You can approach companies either with a letter from the college, or you can approach directly if you know anyone high up, or someone who can arrange it for you.


----------



## tgpraveen (Jun 23, 2008)

in MU such  a thing is very difficult to achieve as firstly such a culture does not exist. and the college wont give u any leave for this so ur  attendence record might come in danger as companies usually look for interns for 2-3 months not possible with our 40 day break.

even then some students do find a way using their contacts to get a job for a month or so. it is rare but i know of ppl who hav done it and gotten nice cash. but rare cases.

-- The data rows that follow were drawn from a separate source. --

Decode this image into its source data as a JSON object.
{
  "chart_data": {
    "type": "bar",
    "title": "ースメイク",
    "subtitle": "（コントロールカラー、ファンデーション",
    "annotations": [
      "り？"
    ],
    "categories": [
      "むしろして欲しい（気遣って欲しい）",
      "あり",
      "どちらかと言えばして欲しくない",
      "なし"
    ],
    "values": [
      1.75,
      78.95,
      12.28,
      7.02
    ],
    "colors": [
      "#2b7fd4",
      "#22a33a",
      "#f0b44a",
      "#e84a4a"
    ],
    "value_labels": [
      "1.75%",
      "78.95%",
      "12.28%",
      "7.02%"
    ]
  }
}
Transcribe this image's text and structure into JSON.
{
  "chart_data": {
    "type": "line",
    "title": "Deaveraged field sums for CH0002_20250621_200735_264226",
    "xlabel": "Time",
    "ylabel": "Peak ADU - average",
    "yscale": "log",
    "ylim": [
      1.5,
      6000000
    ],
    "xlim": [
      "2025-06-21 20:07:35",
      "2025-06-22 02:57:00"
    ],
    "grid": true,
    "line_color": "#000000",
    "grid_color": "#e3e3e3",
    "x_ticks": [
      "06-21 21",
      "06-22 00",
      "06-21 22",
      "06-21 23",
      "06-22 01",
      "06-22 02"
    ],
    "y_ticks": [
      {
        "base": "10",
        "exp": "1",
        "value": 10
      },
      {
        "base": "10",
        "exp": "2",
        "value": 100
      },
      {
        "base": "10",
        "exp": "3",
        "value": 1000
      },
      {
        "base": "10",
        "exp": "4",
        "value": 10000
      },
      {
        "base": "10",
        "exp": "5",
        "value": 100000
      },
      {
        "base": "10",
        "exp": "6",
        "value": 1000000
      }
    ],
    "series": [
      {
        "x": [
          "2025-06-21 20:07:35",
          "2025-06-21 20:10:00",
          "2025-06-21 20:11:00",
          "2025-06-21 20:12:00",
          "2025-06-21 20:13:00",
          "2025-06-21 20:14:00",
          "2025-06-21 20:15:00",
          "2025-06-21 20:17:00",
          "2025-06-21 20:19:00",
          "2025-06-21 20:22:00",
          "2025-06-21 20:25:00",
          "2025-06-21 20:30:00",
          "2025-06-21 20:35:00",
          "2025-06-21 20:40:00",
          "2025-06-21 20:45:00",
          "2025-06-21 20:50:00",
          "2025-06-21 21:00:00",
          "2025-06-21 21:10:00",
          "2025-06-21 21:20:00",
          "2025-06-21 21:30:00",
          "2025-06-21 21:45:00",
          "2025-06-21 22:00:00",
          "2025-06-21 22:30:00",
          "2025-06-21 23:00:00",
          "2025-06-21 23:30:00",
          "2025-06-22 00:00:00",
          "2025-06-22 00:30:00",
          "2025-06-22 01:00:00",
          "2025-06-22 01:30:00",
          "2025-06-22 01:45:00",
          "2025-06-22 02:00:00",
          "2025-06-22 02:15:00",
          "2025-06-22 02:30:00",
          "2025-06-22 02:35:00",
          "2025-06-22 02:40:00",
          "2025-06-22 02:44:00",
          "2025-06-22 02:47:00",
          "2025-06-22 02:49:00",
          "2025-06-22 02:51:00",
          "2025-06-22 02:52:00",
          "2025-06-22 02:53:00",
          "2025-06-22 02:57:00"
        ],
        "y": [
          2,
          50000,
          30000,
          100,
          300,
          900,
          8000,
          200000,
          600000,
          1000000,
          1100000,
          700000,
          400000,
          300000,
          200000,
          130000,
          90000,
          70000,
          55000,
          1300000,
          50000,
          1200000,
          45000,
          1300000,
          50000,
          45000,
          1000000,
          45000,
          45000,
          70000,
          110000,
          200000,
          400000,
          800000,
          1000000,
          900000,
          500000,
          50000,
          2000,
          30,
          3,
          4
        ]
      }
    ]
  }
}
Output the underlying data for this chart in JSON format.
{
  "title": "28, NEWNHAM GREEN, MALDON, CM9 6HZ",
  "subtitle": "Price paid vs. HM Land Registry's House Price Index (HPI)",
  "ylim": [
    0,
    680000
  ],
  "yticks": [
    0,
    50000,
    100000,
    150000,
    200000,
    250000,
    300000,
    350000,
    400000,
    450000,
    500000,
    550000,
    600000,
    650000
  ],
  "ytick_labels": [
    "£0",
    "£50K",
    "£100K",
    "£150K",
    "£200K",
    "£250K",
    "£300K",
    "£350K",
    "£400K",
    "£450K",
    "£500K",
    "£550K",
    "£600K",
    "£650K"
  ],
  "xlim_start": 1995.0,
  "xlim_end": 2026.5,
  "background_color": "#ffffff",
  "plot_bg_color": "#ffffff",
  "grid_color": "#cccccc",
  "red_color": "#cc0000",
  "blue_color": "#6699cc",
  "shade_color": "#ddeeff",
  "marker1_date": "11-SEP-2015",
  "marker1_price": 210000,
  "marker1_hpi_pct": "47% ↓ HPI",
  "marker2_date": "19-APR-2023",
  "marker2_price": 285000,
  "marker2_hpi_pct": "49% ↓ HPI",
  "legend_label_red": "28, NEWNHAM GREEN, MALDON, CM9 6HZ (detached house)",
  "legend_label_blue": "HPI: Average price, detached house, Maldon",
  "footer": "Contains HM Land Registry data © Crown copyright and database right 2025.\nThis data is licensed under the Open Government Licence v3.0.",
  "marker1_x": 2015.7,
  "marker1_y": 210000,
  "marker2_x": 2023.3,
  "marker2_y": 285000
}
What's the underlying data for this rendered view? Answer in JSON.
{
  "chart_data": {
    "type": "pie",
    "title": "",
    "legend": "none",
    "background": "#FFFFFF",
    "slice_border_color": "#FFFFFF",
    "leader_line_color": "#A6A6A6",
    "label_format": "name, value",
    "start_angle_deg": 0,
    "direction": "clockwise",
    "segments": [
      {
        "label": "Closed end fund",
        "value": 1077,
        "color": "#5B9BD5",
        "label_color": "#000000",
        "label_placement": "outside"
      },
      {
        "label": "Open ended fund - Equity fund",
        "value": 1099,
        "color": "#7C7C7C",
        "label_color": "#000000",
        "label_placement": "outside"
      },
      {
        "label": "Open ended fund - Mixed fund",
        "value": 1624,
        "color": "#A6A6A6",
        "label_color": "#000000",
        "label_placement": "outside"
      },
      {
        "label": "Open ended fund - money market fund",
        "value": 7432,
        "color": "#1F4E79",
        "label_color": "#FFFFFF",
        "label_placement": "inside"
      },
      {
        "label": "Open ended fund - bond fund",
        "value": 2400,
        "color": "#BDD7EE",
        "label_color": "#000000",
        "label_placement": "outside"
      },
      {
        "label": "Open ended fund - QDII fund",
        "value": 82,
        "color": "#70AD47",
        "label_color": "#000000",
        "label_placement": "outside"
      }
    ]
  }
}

Mu shuld change itss outlook and like iIITs and other western colleges have provision for  this.


----------



## Pathik (Jun 26, 2008)

I dont have any contacts. Will try to go thru the college way tho. Has any MU guy tried it before?


----------



## sharadji (Feb 27, 2009)

hi friends if u wanna pursue summer training or have any query regarding summer training contact us at :
*training@vserveglobal.com or call 9958208293 / 9717395392*

Or visit us at :
*www.vserveglobal.com/summer-training.html


----------



## multicoder (Mar 18, 2009)

Hi,
I am checking newspapers and any online resources for new opportunities in the IT.I just came across with the IITs websites,they are seeking applications for summer internships.
Please check with all the IIT's websites.
All the best buddy!


----------